Getting Close To The Secrets Of Superconductivity

quantamagazine  |  For the last three years, electrons have been toying with physicists.

The game started in 2018 when the lab of Pablo Jarillo-Herrero announced the find of the decade: When the researchers stacked one flat sheet of carbon atoms on top of another, applied a “magic” 1.1-degree twist between them, then cooled the atomic wafers to nearly absolute zero, the sample became a perfect conduit of electrons.

How were the particles conspiring to slip flawlessly through the graphene sheets? The kaleidoscopic “moiré” pattern created by the skew angle seemed significant, but no one knew for sure. To find out, researchers started twisting and stacking every material they could get their hands on.

At first, the electrons played along. Experiment after experiment found that, in an array of flat materials, frigid temperatures brought plummeting electric resistance. A more profound understanding of the conditions necessary for ideal conduction felt close, and with it, a tantalizing step toward an electronics revolution.

“It seemed like superconductivity was everywhere,” said Matthew Yankowitz, a condensed matter physicist at the University of Washington, “no matter what system you looked at.”

But the electrons proved coy. As researchers inspected their samples more carefully, the instances of superconductivity vanished. In some materials, resistance wasn’t actually getting down to zero. In others, different tests offered conflicting results.

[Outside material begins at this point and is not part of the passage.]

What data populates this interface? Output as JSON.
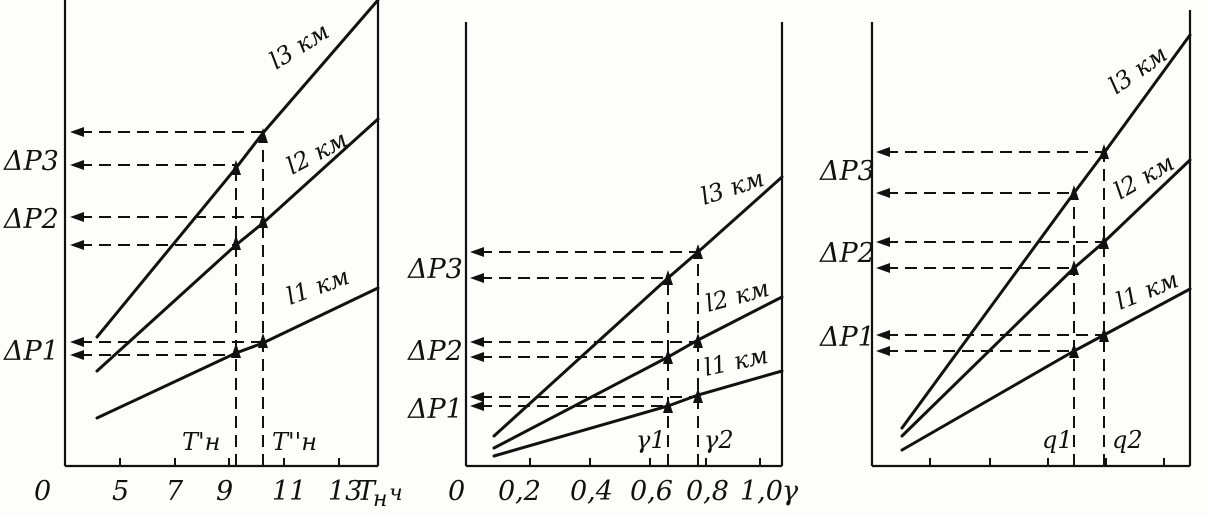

Only in the original double-layered graphene did electrons regularly achieve a frictionless flow.

“We had this zoo of different twisted materials, and twisted bilayer graphene was the only one that was clearly a superconductor,” Yankowitz said.

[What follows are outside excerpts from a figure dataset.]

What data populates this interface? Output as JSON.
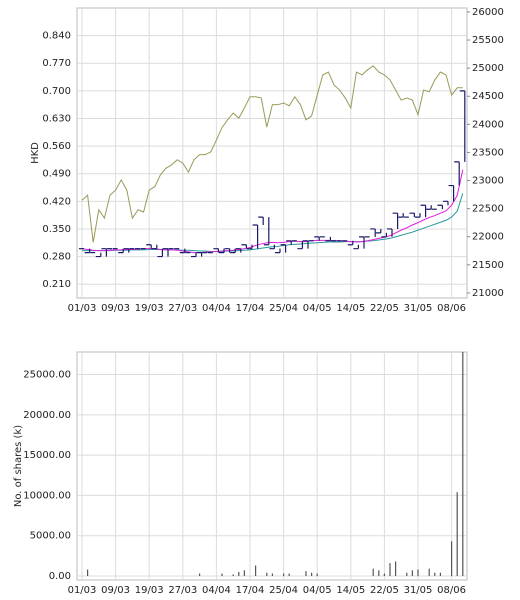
{
  "chart_data": [
    {
      "type": "stock",
      "y_label": "HKD",
      "categories": [
        "01/03",
        null,
        null,
        null,
        null,
        null,
        "09/03",
        null,
        null,
        null,
        null,
        null,
        "19/03",
        null,
        null,
        null,
        null,
        null,
        "27/03",
        null,
        null,
        null,
        null,
        null,
        "04/04",
        null,
        null,
        null,
        null,
        null,
        "17/04",
        null,
        null,
        null,
        null,
        null,
        "25/04",
        null,
        null,
        null,
        null,
        null,
        "04/05",
        null,
        null,
        null,
        null,
        null,
        "14/05",
        null,
        null,
        null,
        null,
        null,
        "22/05",
        null,
        null,
        null,
        null,
        null,
        "31/05",
        null,
        null,
        null,
        null,
        null,
        "08/06",
        null,
        null
      ],
      "ylim": [
        0.175,
        0.91
      ],
      "yticks": [
        {
          "value": 0.21,
          "label": "0.210"
        },
        {
          "value": 0.28,
          "label": "0.280"
        },
        {
          "value": 0.35,
          "label": "0.350"
        },
        {
          "value": 0.42,
          "label": "0.420"
        },
        {
          "value": 0.49,
          "label": "0.490"
        },
        {
          "value": 0.56,
          "label": "0.560"
        },
        {
          "value": 0.63,
          "label": "0.630"
        },
        {
          "value": 0.7,
          "label": "0.700"
        },
        {
          "value": 0.77,
          "label": "0.770"
        },
        {
          "value": 0.84,
          "label": "0.840"
        }
      ],
      "y2lim": [
        20910,
        26070
      ],
      "y2ticks": [
        21000,
        21500,
        22000,
        22500,
        23000,
        23500,
        24000,
        24500,
        25000,
        25500,
        26000
      ],
      "grid": true,
      "series": [
        {
          "style": "line",
          "color": "#9a9a5a",
          "axis": "y2",
          "values": [
            22650,
            22740,
            21900,
            22480,
            22330,
            22740,
            22830,
            23010,
            22830,
            22330,
            22480,
            22440,
            22830,
            22890,
            23100,
            23220,
            23280,
            23370,
            23310,
            23150,
            23370,
            23460,
            23460,
            23510,
            23720,
            23940,
            24080,
            24200,
            24110,
            24290,
            24490,
            24490,
            24470,
            23950,
            24350,
            24350,
            24380,
            24330,
            24490,
            24350,
            24080,
            24150,
            24520,
            24880,
            24930,
            24700,
            24610,
            24470,
            24290,
            24930,
            24880,
            24970,
            25040,
            24930,
            24880,
            24790,
            24610,
            24430,
            24470,
            24430,
            24170,
            24610,
            24580,
            24790,
            24930,
            24880,
            24520,
            24650,
            24650
          ]
        },
        {
          "style": "line",
          "color": "#2a9a9a",
          "values": [
            0.295,
            0.295,
            0.295,
            0.295,
            0.295,
            0.295,
            0.296,
            0.296,
            0.296,
            0.297,
            0.297,
            0.297,
            0.298,
            0.298,
            0.298,
            0.297,
            0.297,
            0.297,
            0.296,
            0.296,
            0.295,
            0.294,
            0.294,
            0.293,
            0.293,
            0.293,
            0.294,
            0.294,
            0.295,
            0.296,
            0.297,
            0.299,
            0.301,
            0.303,
            0.305,
            0.306,
            0.308,
            0.31,
            0.311,
            0.312,
            0.313,
            0.314,
            0.315,
            0.316,
            0.317,
            0.317,
            0.317,
            0.318,
            0.318,
            0.318,
            0.318,
            0.319,
            0.32,
            0.322,
            0.324,
            0.326,
            0.33,
            0.334,
            0.338,
            0.342,
            0.347,
            0.352,
            0.357,
            0.362,
            0.367,
            0.372,
            0.38,
            0.395,
            0.44
          ]
        },
        {
          "style": "line",
          "color": "#e020e0",
          "values": [
            0.3,
            0.298,
            0.296,
            0.295,
            0.295,
            0.296,
            0.297,
            0.297,
            0.298,
            0.298,
            0.299,
            0.3,
            0.3,
            0.3,
            0.298,
            0.297,
            0.297,
            0.296,
            0.294,
            0.292,
            0.29,
            0.29,
            0.291,
            0.292,
            0.293,
            0.294,
            0.295,
            0.296,
            0.298,
            0.3,
            0.303,
            0.308,
            0.312,
            0.315,
            0.316,
            0.315,
            0.316,
            0.318,
            0.319,
            0.318,
            0.318,
            0.32,
            0.321,
            0.321,
            0.321,
            0.32,
            0.32,
            0.319,
            0.318,
            0.317,
            0.318,
            0.32,
            0.323,
            0.326,
            0.329,
            0.333,
            0.34,
            0.347,
            0.353,
            0.36,
            0.366,
            0.373,
            0.379,
            0.384,
            0.39,
            0.396,
            0.41,
            0.435,
            0.5
          ]
        },
        {
          "style": "dash",
          "color": "#1a1a6a",
          "values": [
            0.3,
            0.29,
            0.29,
            0.28,
            0.3,
            0.3,
            0.3,
            0.29,
            0.3,
            0.3,
            0.3,
            0.3,
            0.31,
            0.3,
            0.28,
            0.3,
            0.3,
            0.3,
            0.29,
            0.29,
            0.28,
            0.29,
            0.29,
            0.29,
            0.3,
            0.29,
            0.3,
            0.29,
            0.3,
            0.31,
            0.3,
            0.36,
            0.38,
            0.31,
            0.3,
            0.29,
            0.31,
            0.32,
            0.32,
            0.3,
            0.32,
            0.32,
            0.33,
            0.33,
            0.32,
            0.32,
            0.32,
            0.32,
            0.31,
            0.3,
            0.33,
            0.33,
            0.35,
            0.34,
            0.33,
            0.35,
            0.39,
            0.38,
            0.38,
            0.39,
            0.38,
            0.41,
            0.4,
            0.4,
            0.41,
            0.42,
            0.46,
            0.52,
            0.7
          ]
        }
      ]
    },
    {
      "type": "bar",
      "y_label": "No. of shares (k)",
      "categories": [
        "01/03",
        null,
        null,
        null,
        null,
        null,
        "09/03",
        null,
        null,
        null,
        null,
        null,
        "19/03",
        null,
        null,
        null,
        null,
        null,
        "27/03",
        null,
        null,
        null,
        null,
        null,
        "04/04",
        null,
        null,
        null,
        null,
        null,
        "17/04",
        null,
        null,
        null,
        null,
        null,
        "25/04",
        null,
        null,
        null,
        null,
        null,
        "04/05",
        null,
        null,
        null,
        null,
        null,
        "14/05",
        null,
        null,
        null,
        null,
        null,
        "22/05",
        null,
        null,
        null,
        null,
        null,
        "31/05",
        null,
        null,
        null,
        null,
        null,
        "08/06",
        null,
        null
      ],
      "ylim": [
        -500,
        27800
      ],
      "yticks": [
        {
          "value": 0,
          "label": "0.00"
        },
        {
          "value": 5000,
          "label": "5000.00"
        },
        {
          "value": 10000,
          "label": "10000.00"
        },
        {
          "value": 15000,
          "label": "15000.00"
        },
        {
          "value": 20000,
          "label": "20000.00"
        },
        {
          "value": 25000,
          "label": "25000.00"
        }
      ],
      "grid": true,
      "color": "#555555",
      "values": [
        0,
        800,
        0,
        0,
        0,
        0,
        0,
        0,
        0,
        0,
        0,
        0,
        0,
        0,
        0,
        0,
        0,
        0,
        0,
        0,
        0,
        300,
        0,
        0,
        0,
        300,
        0,
        200,
        500,
        700,
        0,
        1300,
        0,
        400,
        300,
        0,
        300,
        300,
        0,
        0,
        600,
        400,
        300,
        0,
        0,
        0,
        0,
        0,
        0,
        0,
        0,
        0,
        900,
        700,
        300,
        1600,
        1800,
        0,
        400,
        700,
        800,
        0,
        900,
        400,
        400,
        0,
        4300,
        10400,
        27800
      ]
    }
  ]
}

Then in the past month, two papers published in the journals Nature and Science described a second related superconductor, a three-layer graphene sandwich with the “bread” sheets aligned and the filling sheet skewed by 1.56 degrees. The unmistakable electron-carrying prowess of twisted trilayer graphene confirms that the two-wafer system was not a fluke. “It was the first of a family of moiré superconductors,” said Jarillo-Herrero, a physicist at the Massachusetts Institute of Technology who also led one of the new experiments, “and this one is the second member of the family.”

Importantly, this second sibling has helped to illuminate an underlying mechanism that could be what powers the superconductivity of these materials.

In the months after the 2018 discovery, one group of theorists began to puzzle over the mechanism that made bilayer graphene superconduct. They suspected that one particular geometric trait might allow electrons to swirl into exotic maelstroms that behave in an entirely novel manner. This mechanism, which is unlike any of the (few) known schemes responsible for superconductivity, would explain the superconductive success of bilayer graphene, as well as the failure of other materials. It also predicted that graphene’s trilayer sibling would superconduct as well.